About a month ago, I heard an NPR story on the show, “All Things Considered.” The host, Renee Montagne, was talking with Lawrence Weschler, a writer who covered Poland in the 1980s and 90s for The New Yorker. He was commenting on the recent death of Polish poetess, Wislawa Szymborska, a Nobel Laureate for Literature.
I must admit, I had not previously heard of Ms. Szymborska. That said, when I listened to excerpts from her work, I wished that I had. I encourage you to learn more about her, too. However, the point of this post is not about her work, it is about the way that Mr. Weschler described her – I found it so poignant and beautiful that it continues to ring in my ears.
He said, “[Szymborska] was deeply profound but she carried her gravity lightly. She was extremely clear. She was very, very modest.” Lovely. To be thought of as “deeply profound,” yet with the ability to manage the weight of it so effortlessly – to be able to share information with others in a way that does not bash them over the head with a sledgehammer, but, rather, provides them with useful, meaningful data, in a clear and inviting way. What a wonderful characteristic to possess.
We are each endless wells of information. The trick is to be able to quickly parse through our personal databanks in order to come up with the right detail at the right time – plus, we need to be able to convey that detail to others in a way that is understandable and actionable. When we engage with others, we must meet them where they are, we must invite them into our worlds, we must be able to share information with them openly and in a palatable manner in order to develop valuable, effective relationships.

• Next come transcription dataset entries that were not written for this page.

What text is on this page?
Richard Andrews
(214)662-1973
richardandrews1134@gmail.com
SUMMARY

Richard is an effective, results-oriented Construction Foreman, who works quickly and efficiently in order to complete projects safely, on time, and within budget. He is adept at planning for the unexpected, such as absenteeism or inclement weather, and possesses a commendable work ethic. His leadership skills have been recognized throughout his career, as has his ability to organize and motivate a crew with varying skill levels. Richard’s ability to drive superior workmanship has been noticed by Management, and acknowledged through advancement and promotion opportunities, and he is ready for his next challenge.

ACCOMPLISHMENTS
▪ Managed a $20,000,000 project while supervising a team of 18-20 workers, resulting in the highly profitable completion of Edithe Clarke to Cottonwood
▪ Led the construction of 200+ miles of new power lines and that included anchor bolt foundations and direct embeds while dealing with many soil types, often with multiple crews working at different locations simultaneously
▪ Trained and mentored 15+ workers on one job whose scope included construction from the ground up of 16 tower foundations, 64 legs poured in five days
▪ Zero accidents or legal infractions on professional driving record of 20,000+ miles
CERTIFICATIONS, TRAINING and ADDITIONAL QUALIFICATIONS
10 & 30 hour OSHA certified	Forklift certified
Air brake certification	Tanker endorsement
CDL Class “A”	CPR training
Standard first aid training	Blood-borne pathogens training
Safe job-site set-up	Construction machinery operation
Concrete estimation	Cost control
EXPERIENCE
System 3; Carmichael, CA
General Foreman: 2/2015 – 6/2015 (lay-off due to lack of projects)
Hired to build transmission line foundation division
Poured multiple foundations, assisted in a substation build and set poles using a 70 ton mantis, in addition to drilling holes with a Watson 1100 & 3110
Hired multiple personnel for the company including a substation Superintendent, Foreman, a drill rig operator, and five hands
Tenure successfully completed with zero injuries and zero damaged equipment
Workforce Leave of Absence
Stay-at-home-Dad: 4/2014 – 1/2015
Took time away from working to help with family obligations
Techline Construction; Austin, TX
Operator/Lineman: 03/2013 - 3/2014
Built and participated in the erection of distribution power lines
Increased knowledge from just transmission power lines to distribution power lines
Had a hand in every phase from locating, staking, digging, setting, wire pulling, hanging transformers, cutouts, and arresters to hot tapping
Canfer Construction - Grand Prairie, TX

On what topics are you “deeply profound?” Are you the expert on or have a strong opinion of a particular issue? Do you express yourself in a way that is embraced by others? What data can you share that will serve a valuable and meaningful purpose to your contacts? It seems the best way to address these questions is to first listen, then to articulate based on the challenges your contacts face. In so doing, you will establish trust and come to be known as a fount of information and valuable resource for others.